The Spleen is a vital part of your digestive system, it is responsible for providing the base elements needed to produce Qi and Blood. With help from the stomach it breaks down the food and separates the turbid from the clear, this process is called “transformation and transportation”. The clear refined product is sent up to the Lung and Heart to be made into Qi and Blood. The turbid is sent down through the Stomach into the Intestines for further processing, then removed through the bowel. It is also responsible for holding the blood in the vessels, and the organs in place. A weakened Spleen can result in organ prolapse, uncontrollable bleeding, diarrhea and constipation. The Spleen likes moisture but only a little, too much and it fails to separate the clear from the turbid. Instead of sending up a clear refined essence, it instead sends up a turbid substance called damp, causing an impaired production of Qi and Blood. This damp can lodge in several different places causing many different pathologies. For example: damp lodged in the head can cause; difficulty concentrating, compression headaches, sinusitis, depression, mania. Damp lodging in the chest and abdomen can lead to: obesity, bloating, poor digestion, bronchitis. Damp in the lower part of the body can lead to: UTIs, Bladder infections, mucous in the stool, vaginal infections, STDs. Because the Spleen is involved in digestion, it is easily damaged by improper diet. The Spleen likes the sweet flavor, but too much sweet food causes injury. People who have “an uncontrollable sweet tooth” often have an underlying Spleen deficiency.

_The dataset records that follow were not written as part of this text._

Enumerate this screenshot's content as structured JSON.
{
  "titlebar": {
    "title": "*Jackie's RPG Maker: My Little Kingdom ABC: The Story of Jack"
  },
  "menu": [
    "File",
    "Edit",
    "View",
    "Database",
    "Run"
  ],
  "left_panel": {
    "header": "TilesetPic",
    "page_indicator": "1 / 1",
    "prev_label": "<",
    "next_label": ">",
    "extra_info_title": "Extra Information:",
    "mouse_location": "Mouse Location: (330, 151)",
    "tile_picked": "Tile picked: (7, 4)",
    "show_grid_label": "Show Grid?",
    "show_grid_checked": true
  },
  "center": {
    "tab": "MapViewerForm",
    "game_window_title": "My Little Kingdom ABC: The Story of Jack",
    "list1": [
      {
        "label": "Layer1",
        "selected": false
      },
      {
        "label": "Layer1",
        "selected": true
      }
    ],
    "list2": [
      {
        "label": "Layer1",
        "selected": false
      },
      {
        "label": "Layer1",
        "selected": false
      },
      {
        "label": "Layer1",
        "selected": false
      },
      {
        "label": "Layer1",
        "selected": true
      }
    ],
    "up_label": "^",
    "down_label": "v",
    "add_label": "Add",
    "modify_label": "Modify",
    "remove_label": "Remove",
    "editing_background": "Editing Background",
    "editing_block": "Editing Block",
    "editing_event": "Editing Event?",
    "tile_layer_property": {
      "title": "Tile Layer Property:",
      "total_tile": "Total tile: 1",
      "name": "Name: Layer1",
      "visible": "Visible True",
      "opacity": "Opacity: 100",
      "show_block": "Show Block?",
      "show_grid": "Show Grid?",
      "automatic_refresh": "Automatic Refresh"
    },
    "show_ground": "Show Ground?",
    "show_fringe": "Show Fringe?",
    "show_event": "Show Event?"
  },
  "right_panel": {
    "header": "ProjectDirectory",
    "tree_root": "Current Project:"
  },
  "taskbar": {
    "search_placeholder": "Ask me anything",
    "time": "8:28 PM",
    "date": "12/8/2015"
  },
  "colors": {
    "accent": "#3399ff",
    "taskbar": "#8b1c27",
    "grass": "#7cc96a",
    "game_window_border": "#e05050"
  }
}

The kidney stores Jing, your essence or “life force”. There are two types of Jing: Pre-natal Jing: this is what you receive from your parents, a reservoir of essence which cannot be replaced. Post-natal Jing: This is made from surplus Qi created from the digestive system and added on top of the pre-natal Jing. It is the aim of many forms of meditation and internal martial arts to try and preserve as much pre-natal Jing as possible as when you run out, you die. As we get older, our ability to make fresh post-natal Jing diminishes, so to maintain bodily functions our body uses the pre-natal Jing instead. It is the steady decline in Jing which causes us to age and eventually die. The principle of Jing is the exact opposite to the Western medical theory of aging, but the concept behind them both is quite logical. Western Medicine believes it is the buildup of ‘Free Radicals’ (loose Oxygen molecules) which slowly damages the body’s processes and causes us to age, whereas as Chinese medicine views it as a steady decline in the body’s stored essence. Overwork and damage to the body’s ability to make post-natal Jing can cause people to consume their pre-natal Jing much early then they should. This is how Chinese Medicine explains young people with conditions they shouldn’t naturally develop for several decades; such as premature graying or osteoarthritis. When a child is born with a congenital problem, the Chinese call this “defective Jing”, meaning the Jing which was passed on from the parents was damaged or impure, which has caused the child to develop poorly. Sadly this cannot be cured, but it can be managed.